Hi Stan forum,
An interesting paper was published recently in Science Advances that details how LOO-CV can introduce a (typically small) negative bias to model performance estimates. They propose a “rebalanced LOO-CV” that ensures that the overall mean of the training data remains constant (or as close as possible to this) across folds – image of their figure inset below. I’ve tried this out on my own data sets and have seen the same phenomenon when comparing results from stratified k-fold CV, LOO-CV, and their rebalanced LOO-CV method.

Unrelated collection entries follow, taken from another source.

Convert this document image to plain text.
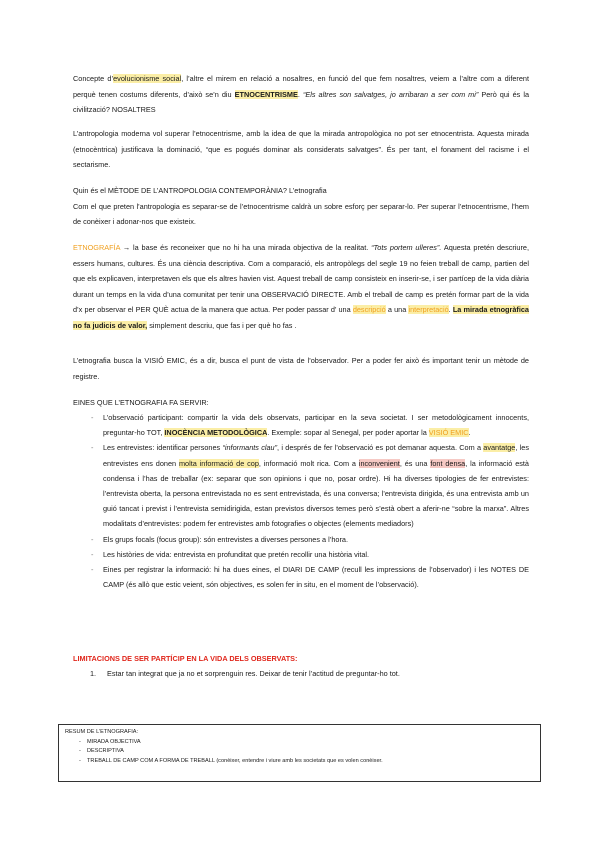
Concepte d’evolucionisme social, l’altre el mirem en relació a nosaltres, en funció del que fem nosaltres, veiem a l’altre com a diferent perquè tenen costums diferents, d’això se’n diu ETNOCENTRISME. “Els altres son salvatges, jo arribaran a ser com mi” Però qui és la civilització? NOSALTRES

L’antropologia moderna vol superar l’etnocentrisme, amb la idea de que la mirada antropològica no pot ser etnocentrista. Aquesta mirada (etnocèntrica) justificava la dominació, “que es pogués dominar als considerats salvatges”. És per tant, el fonament del racisme i el sectarisme.

Quin és el MÈTODE DE L’ANTROPOLOGIA CONTEMPORÀNIA? L’etnografia
Com el que preten l’antropologia es separar-se de l’etnocentrisme caldrà un sobre esforç per separar-lo. Per superar l’etnocentrisme, l’hem de conèixer i adonar-nos que existeix.

ETNOGRAFÍA → la base és reconeixer que no hi ha una mirada objectiva de la realitat. “Tots portem ulleres”. Aquesta pretén descriure, essers humans, cultures. És una ciència descriptiva. Com a comparació, els antropòlegs del segle 19 no feien treball de camp, partien del que els explicaven, interpretaven els que els altres havien vist. Aquest treball de camp consisteix en inserir-se, i ser partícep de la vida diària durant un temps en la vida d’una comunitat per tenir una OBSERVACIÓ DIRECTE. Amb el treball de camp es pretén formar part de la vida d’x per observar el PER QUÈ actua de la manera que actua. Per poder passar d’ una descripció a una interpretació. La mirada etnogràfica no fa judicis de valor, simplement descriu, que fas i per què ho fas .

L’etnografia busca la VISIÓ EMIC, és a dir, busca el punt de vista de l’observador. Per a poder fer això és important tenir un mètode de registre.

EINES QUE L’ETNOGRAFIA FA SERVIR:

- L’observació participant: compartir la vida dels observats, participar en la seva societat. I ser metodològicament innocents, preguntar-ho TOT, INOCÈNCIA METODOLÒGICA. Exemple: sopar al Senegal, per poder aportar la VISIÓ EMIC.
- Les entrevistes: identificar persones “informants clau”, i després de fer l’observació es pot demanar aquesta. Com a avantatge, les entrevistes ens donen molta informació de cop, informació molt rica. Com a inconvenient, és una font densa, la informació està condensa i l’has de treballar (ex: separar que son opinions i que no, posar ordre). Hi ha diverses tipologies de fer entrevistes: l’entrevista oberta, la persona entrevistada no es sent entrevistada, és una conversa; l’entrevista dirigida, és una entrevista amb un guió tancat i previst i l’entrevista semidirigida, estan previstos diversos temes però s’està obert a aferir-ne “sobre la marxa”. Altres modalitats d’entrevistes: podem fer entrevistes amb fotografies o objectes (elements mediadors)
- Els grups focals (focus group): són entrevistes a diverses persones a l’hora.
- Les històries de vida: entrevista en profunditat que pretén recollir una història vital.
- Eines per registrar la informació: hi ha dues eines, el DIARI DE CAMP (recull les impressions de l’observador) i les NOTES DE CAMP (és allò que estic veient, són objectives, es solen fer in situ, en el moment de l’observació).

LIMITACIONS DE SER PARTÍCIP EN LA VIDA DELS OBSERVATS:

1. Estar tan integrat que ja no et sorprenguin res. Deixar de tenir l’actitud de preguntar-ho tot.
RESUM DE L’ETNOGRAFIA:
- MIRADA OBJECTIVA
- DESCRIPTIVA
- TREBALL DE CAMP COM A FORMA DE TREBALL (conèixer, entendre i viure amb les societats que es volen conèixer.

What implications (if any) might this have for performance estimates with loo? Would be interested to hear your thoughts, @avehtari, @jonah
1 Like
I have seen this paper before. This has been known issue for a long time. This bias is stronger when doing binary decision on classes, even so that all LOO predicted class can be wrong (also illustrated before). This bias is smaller when using smooth utility (cost) function like log score (see, e.g., Arlot and Celisse, 2010). LOO-CV log score estimates, elpd_loo, for two models with the same data are likely to have similar bias, and thus the bias in elpd_diff is even smaller. I have not run extensive simulations, but based on my experience, the potential bias in elpd_diff is swamped by the uncertainty in the comparison. If instead of using smooth continuous utility / cost per observation you are using binary utility / cost and then summarise by, e.g. classification accuracy or auROC, then the bias can be bigger and you may benefit from balancing. Traditionally the balancing has been done by leave-two-out cross-validation, but the approach proposed in this paper is fine, too.
2 Likes